The right to compensation under the GDPR is provided for under Article 82 and is one of the more controversial aspects of the GDPR. The provision not only allows for individuals to seek compensation for material damage (i.e., an actual quantifiable loss such as the theft of money) but also non-material damage (typically construed as upset, inconvenience, stress, anguish, etc) arising from an infringement under the GDPR.
There is currently no clear guidance from the EU as to how claims for non-material damage are to be assessed. How an infringement of the GDPR translates into stress, upset and inconvenience and is then quantified, remains as such with the national courts of the EU and the UK.
Despite the GDPR having been enacted in May 2018, a written judgment is yet to be handed down on this issue by an Irish court. The leading Irish judgments delivered on damages claims under data protection laws were delivered prior to the introduction of the GDPR and the 2018 Irish Data Protection Act and do not address claims for non-material damage.

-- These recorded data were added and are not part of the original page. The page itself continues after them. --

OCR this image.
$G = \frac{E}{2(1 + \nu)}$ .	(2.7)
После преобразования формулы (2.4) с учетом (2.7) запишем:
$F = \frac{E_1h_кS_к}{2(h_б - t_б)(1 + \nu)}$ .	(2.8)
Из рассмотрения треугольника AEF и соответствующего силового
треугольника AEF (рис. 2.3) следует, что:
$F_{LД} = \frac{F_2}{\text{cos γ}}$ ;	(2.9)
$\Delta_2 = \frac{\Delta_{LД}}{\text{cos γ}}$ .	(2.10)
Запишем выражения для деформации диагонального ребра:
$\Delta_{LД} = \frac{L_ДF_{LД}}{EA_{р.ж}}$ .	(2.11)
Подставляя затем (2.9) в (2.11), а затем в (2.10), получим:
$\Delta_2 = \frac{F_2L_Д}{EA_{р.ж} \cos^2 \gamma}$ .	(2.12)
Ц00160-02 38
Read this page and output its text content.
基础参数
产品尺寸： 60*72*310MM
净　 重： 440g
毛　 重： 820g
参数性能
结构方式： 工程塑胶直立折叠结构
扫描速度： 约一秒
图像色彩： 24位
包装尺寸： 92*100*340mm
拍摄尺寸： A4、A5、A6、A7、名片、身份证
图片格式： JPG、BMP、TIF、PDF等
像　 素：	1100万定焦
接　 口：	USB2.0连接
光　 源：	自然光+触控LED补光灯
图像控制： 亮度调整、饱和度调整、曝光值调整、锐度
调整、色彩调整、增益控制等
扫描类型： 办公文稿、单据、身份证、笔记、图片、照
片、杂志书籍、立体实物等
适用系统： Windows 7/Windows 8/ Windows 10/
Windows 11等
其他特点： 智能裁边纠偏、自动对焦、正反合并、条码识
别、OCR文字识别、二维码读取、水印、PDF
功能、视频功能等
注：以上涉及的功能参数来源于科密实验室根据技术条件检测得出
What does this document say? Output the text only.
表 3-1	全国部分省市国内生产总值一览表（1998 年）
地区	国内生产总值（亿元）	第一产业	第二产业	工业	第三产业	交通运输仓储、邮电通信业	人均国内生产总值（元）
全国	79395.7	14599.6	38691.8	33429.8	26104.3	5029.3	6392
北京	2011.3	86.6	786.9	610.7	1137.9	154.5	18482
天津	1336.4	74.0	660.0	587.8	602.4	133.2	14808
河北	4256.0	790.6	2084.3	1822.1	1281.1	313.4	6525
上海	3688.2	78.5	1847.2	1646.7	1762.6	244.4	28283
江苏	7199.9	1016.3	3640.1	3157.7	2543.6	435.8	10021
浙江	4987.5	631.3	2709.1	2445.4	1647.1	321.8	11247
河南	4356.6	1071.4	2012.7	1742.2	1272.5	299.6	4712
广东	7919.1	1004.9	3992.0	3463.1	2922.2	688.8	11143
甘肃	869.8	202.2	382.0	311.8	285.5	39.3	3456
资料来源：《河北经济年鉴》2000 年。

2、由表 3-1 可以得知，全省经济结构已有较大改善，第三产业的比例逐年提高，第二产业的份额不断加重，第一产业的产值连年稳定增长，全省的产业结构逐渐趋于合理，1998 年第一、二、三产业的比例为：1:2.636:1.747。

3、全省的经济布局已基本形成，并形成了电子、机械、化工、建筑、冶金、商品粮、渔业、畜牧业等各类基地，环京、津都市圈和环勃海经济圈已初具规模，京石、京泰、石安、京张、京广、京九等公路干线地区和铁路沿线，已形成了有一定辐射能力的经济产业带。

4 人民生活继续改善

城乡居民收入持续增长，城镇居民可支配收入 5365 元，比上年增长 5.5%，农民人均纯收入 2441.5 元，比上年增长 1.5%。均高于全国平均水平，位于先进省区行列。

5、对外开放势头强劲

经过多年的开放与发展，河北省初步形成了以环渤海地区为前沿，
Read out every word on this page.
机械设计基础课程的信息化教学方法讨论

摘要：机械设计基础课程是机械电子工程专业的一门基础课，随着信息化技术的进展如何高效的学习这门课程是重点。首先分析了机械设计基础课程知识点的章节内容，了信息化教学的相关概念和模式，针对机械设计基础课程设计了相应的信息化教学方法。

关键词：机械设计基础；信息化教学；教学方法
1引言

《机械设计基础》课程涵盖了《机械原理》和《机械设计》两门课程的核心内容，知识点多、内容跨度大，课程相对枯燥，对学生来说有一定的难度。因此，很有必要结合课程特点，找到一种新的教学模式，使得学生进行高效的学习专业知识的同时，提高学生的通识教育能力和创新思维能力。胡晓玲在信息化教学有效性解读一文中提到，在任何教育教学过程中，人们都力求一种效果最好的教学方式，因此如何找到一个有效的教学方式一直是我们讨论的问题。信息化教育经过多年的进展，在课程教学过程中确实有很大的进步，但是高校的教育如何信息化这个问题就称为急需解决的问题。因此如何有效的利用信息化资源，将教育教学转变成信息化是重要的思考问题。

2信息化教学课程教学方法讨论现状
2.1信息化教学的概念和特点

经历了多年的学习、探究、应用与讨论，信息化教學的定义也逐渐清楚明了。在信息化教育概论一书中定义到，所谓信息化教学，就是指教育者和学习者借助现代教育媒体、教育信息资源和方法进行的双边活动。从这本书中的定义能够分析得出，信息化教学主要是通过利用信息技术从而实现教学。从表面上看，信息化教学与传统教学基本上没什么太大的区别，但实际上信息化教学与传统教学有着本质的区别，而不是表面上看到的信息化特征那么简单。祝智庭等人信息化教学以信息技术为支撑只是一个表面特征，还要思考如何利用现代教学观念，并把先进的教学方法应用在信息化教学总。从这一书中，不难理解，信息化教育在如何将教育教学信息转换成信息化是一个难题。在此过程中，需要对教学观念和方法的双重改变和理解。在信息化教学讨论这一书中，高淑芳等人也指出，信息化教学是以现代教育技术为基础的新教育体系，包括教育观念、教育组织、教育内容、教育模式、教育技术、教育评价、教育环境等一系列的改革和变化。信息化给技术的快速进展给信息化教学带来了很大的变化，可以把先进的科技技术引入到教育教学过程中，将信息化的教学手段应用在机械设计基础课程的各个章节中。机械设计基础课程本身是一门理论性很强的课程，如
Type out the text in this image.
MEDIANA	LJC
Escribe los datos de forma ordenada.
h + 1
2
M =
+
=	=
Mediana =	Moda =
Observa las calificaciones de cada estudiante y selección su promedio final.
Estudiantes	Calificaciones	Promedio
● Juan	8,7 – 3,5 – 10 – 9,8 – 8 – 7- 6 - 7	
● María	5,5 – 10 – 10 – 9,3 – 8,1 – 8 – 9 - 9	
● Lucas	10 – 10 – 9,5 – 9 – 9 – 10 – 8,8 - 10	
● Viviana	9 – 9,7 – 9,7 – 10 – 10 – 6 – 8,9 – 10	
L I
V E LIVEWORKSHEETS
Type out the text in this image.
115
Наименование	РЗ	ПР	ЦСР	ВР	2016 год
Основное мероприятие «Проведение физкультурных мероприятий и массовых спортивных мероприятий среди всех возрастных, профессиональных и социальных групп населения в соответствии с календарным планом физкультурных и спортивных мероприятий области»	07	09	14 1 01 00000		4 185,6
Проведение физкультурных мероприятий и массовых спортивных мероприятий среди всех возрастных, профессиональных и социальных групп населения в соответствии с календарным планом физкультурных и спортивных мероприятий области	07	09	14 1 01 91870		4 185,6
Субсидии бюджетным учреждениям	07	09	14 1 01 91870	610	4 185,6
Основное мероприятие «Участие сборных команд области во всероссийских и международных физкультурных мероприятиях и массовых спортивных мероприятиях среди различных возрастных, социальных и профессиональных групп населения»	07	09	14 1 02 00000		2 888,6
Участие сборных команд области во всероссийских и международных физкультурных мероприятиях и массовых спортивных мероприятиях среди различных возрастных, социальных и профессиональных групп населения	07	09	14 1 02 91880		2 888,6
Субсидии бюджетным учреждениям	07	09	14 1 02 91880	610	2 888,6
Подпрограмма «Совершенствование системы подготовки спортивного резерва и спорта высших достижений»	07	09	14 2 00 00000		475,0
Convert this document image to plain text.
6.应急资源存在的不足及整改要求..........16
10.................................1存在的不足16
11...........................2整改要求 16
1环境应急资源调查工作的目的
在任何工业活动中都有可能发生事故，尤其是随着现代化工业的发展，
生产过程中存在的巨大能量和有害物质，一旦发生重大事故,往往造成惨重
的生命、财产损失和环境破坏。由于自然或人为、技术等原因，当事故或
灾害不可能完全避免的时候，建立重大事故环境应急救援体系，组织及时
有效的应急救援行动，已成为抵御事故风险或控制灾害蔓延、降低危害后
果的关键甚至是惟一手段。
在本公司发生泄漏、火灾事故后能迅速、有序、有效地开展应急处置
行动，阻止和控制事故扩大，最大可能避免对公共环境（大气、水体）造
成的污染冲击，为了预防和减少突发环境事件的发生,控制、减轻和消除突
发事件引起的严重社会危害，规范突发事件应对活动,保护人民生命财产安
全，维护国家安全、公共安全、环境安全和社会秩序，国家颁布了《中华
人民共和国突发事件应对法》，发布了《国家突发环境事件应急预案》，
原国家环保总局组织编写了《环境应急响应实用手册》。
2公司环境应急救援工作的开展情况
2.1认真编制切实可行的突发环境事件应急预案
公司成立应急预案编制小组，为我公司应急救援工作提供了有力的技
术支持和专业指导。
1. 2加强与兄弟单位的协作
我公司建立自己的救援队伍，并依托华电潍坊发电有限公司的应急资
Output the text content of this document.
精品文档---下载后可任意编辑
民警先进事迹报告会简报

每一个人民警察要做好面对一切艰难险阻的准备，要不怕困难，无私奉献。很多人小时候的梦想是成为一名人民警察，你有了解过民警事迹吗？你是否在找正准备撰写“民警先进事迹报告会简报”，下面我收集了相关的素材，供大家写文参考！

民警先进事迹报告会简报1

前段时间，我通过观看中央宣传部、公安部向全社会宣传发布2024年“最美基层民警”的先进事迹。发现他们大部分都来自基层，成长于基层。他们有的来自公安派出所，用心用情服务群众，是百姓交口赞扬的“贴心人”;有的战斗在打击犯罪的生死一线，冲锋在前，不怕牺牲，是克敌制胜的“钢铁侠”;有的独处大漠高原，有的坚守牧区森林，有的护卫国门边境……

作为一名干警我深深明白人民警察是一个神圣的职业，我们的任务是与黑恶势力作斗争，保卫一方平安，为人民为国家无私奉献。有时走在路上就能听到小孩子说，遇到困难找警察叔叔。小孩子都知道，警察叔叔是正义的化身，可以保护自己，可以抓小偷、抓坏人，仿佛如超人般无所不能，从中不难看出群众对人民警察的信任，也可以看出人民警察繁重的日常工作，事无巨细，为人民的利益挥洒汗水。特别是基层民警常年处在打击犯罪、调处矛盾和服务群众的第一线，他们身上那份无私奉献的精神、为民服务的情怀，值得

There is established jurisprudence in the UK requiring evidence of a harm having been caused as a result of an infringement of the GDPR in order to bring a claim for non-material damage. For a more detailed appraisal of the UK courts and its assessment of claims for non-material damage please see our recent Insight on this topic which can be accessed here.
In mainland Europe, a rich jurisprudence is also developing for non-material damages claims. The purpose of this Insight is to give consideration of an interesting case which was decided recently in Germany, which appears to have created a divergence from its typically strict approach to claims for non-material damage.
Summary of the case
In October 2020, a financial services company (the defendant) notified a customer (the plaintiff) that that it had been the subject of a cyber-attack and that cyber criminals had gained access to the customer’s personal data, which included the customer’s full name, contact details and a copy of an ID card.
Interestingly, the compromised data of the customer in question was still being processed by the financial services company, notwithstanding that the customer had ended its relationship with the company back in 2015.
The plaintiff in this case issued proceedings on foot of Article 82(1), alleging that the stolen data could be used, rather than had been used, by a nefarious third party to commit identity theft or fraud.
The District Court of Munich, in a judgment delivered on 9 December 2021 (Case No. 31 O 16606/20), awarded the plaintiff €2,500 in damages, notwithstanding the absence of any evidence that the plaintiff’s data had been used to commit fraudulent activity. Rather, the court was satisfied that the possibility of fraudulent activity being committed at some stage into the future was sufficient grounds to award damages.
In addition, in what can be seen as a new line of EU jurisprudence, the court also ordered that the defendant company compensate the plaintiff for any future material damages incurred by the plaintiff which may arise as a result of the compromised personal data.
While the judgement was delivered by one of the lower courts in Germany, and may be appealed, the implications of the judgment are worth assessing:
- German courts have typically adopted a strict view when it comes to claims for non-material damage, requiring often that a minimum threshold of damage be proven, akin to that in the UK, in order for a plaintiff to succeed. This judgment departs from that view.
- An award of €2,500 is a significant sum for a claim for non-material damages. Typically, in Germany, and in other mainland EU member states, awards have tended to fall under €1,000 mark.
- The judgment breaks new ground in GDPR jurisprudence by ruling that an award for non-material damages does not preclude an affected person from seeking material damages from the same party at a future date. While we can only speculate at this stage, it is likely that an Irish court would be reluctant to issue a similar declaration as the German court did in this case in the absence of sufficient evidence establishing the probability of a future loss actually being incurred.
- Much attention has rightly been focused on the recent UK decisions of Rolfe and others v Veale Wasbrough Vizards and Lloyd v Google LLC  UKSC 50 as persuasive authorities for the Irish courts. However, it is probable that guidance from the Court of Justice of the EU (the CJEU) on non-material damage claims will come about as a result of a challenge brought by a civil law, EU member state. Both Germany and Austria have requested separate preliminary rulings from the CJEU on a number of issues in relation to compensation and claims for non-material damage. Those rulings are still awaited. As such, judgments handed down by other EU members states, such this recent case in Germany, are worth monitoring, notwithstanding Ireland’s own differentiating common law jurisdiction.
- The plaintiff in this case was backed by a litigation funder and it has been suggested that the case was brought as a test case to establish if further similar claims are to be brought in Germany. It is only a matter of when, not if, cases such as this will take the form of US-style, class actions across the EU. In this regard, Ireland is currently out of touch, as it lacks the legal procedural framework for such types of class actions. Instead, cases involving multiple plaintiffs, are typically heard by bringing a test or ‘pathfinder’ case. However, this is under review.
- Finally, the case acts a timely reminder for data controllers to review their data retention policies. Old or historic data can be particularly susceptible to cyber-attacks as it can be treated as an inconsequential or forgotten entity. However, in the eyes of cyber-criminals, they can be just as lucrative and bring with it the same implications and risks for data controllers including the potential for proceedings to be brought under the GDPR by affected persons.